Peran orang tua sangat besar pengaruhnya terhadap remaja. Remaja dalam keluarga yang bercerai lebih menunjukkan penyesuaian dibandingkan dengan keluarga remaja yang utuh dengan kehadiran orang tuanya. Orang tua yang sibuk, kualitas pengasuhan yang buruk, dan perceraian orang tua, remaja dapat mengalami depresi, kebingungan, dan ketidakmantapan emosi yang menghambat mereka untuk tanggap terhadap kebutuhan remaja sehingga remaja dapat dengan mudah terjerumus pada perilaku yang menyimpang seperti seks pranikah (Santrock, 2005).

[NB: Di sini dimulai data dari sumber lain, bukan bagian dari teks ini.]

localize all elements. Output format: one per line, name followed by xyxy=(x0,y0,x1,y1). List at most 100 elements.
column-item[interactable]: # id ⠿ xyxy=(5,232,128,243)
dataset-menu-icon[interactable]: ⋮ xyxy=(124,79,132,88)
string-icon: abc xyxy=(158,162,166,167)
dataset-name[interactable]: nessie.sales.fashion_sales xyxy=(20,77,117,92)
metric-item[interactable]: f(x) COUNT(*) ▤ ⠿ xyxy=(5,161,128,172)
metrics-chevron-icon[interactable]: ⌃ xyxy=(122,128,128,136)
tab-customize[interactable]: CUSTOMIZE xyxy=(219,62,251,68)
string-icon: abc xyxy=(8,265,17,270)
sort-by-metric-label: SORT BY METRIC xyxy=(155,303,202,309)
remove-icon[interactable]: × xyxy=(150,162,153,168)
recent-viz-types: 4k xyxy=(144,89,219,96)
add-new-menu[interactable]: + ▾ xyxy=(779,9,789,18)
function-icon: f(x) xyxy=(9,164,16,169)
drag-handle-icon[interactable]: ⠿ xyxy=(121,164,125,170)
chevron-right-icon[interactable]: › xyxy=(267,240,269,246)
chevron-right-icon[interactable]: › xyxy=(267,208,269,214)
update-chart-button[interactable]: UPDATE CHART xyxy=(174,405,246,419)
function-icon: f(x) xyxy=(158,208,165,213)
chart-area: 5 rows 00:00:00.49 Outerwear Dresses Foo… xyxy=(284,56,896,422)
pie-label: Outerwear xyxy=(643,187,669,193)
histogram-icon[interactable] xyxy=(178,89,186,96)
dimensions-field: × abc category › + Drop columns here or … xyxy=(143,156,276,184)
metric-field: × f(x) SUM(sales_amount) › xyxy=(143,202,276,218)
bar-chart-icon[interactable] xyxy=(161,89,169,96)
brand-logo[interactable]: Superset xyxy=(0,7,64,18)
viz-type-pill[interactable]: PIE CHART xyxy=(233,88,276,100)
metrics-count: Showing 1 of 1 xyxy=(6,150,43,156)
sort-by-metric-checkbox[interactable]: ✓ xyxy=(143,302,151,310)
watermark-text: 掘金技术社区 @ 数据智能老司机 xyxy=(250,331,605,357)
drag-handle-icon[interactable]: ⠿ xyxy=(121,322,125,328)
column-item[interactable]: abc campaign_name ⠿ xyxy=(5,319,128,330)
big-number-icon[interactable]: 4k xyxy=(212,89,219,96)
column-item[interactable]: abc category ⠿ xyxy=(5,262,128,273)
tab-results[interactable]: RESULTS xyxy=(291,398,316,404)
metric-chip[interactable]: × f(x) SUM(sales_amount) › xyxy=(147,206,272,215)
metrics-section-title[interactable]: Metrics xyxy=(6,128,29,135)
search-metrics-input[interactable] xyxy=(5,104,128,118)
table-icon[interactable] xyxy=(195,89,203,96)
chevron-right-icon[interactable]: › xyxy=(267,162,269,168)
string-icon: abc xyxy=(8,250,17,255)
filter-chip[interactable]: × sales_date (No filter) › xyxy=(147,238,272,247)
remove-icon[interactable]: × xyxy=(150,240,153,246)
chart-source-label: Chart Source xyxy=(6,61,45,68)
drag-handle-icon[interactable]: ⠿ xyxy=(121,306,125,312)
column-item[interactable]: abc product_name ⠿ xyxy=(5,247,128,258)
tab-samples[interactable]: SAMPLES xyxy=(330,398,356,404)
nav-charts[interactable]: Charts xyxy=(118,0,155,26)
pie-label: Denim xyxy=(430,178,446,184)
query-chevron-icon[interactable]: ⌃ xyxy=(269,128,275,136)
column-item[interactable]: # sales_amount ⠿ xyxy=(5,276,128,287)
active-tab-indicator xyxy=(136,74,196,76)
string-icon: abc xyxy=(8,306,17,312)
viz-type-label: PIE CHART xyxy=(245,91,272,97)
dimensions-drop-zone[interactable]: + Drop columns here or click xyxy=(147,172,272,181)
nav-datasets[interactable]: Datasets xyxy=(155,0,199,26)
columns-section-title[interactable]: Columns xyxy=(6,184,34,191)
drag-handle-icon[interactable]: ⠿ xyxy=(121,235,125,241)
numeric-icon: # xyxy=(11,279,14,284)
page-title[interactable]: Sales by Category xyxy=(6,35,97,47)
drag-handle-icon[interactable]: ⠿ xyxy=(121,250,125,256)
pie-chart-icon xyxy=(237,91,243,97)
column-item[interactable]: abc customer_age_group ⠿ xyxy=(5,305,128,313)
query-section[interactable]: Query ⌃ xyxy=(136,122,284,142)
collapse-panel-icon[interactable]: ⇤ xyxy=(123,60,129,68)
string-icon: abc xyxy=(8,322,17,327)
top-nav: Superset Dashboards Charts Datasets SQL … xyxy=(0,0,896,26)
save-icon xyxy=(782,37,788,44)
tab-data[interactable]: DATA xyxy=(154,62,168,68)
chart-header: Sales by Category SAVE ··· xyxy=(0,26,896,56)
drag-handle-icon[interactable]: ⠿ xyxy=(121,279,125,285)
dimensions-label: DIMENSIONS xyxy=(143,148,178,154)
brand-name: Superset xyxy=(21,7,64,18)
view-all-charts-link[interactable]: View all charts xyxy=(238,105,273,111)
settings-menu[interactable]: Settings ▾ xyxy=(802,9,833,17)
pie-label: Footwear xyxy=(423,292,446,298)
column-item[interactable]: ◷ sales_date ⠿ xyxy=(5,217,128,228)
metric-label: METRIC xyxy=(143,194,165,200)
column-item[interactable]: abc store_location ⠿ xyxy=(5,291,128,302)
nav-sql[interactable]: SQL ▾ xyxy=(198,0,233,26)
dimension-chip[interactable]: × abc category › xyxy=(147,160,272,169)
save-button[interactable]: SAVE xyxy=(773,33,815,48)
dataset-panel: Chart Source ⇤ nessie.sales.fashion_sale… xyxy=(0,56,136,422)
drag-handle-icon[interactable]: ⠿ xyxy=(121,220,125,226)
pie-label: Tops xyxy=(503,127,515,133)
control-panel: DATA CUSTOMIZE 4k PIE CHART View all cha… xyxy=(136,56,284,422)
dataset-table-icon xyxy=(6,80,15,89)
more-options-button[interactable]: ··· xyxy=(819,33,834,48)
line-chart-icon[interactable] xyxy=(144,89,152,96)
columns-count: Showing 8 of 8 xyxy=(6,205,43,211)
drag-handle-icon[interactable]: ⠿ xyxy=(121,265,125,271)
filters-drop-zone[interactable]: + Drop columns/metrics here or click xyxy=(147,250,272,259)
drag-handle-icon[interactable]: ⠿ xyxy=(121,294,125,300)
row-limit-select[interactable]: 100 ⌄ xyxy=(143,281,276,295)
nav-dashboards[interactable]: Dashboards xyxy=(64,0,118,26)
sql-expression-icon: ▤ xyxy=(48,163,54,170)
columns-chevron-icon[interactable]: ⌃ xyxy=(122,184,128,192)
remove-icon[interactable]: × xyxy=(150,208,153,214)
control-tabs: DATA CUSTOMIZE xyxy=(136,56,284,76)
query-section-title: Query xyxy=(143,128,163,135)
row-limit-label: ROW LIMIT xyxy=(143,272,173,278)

Konflik orang tua dengan remaja yang tarafnya sedang-sedang saja berperan sebagai fungsi perkembangan positif yang meningkatkan otonomi dan identitas. Sedangkan konflik berat menghasilkan berbagai hasil dampak yang negatif yang dapat mengganggu jiwa remaja sehingga dapat melakukan perilaku yang menyimpang seperti pergaulan bebas (Santock, 2002). Orang tua dalam memberikan informasi tentang seks pranikah kecil, kecilnya peranan orang tua untuk memberikan informasi kesehatan reproduksi dan seksualitas disebabkan oleh rendahnya pengetahuan orang tua mengenai kesehatan reproduksi serta masih menganggap tabu membicarakan tentang seks pranikah. Apabila orang tua merasa meiliki pengetahuan yang cukup mendalam tentang kesehatan
reproduksi, remaja lebih yakin dan tidak merasa canggung untuk membicarakan topik yang berhubungan dengan masalah seks pranikah (Hurlock, 2004). Sehingga dibutuhkan komunikasi yang baik antara orang tua dengan remaja untuk membicarakan masalah seks pranikah.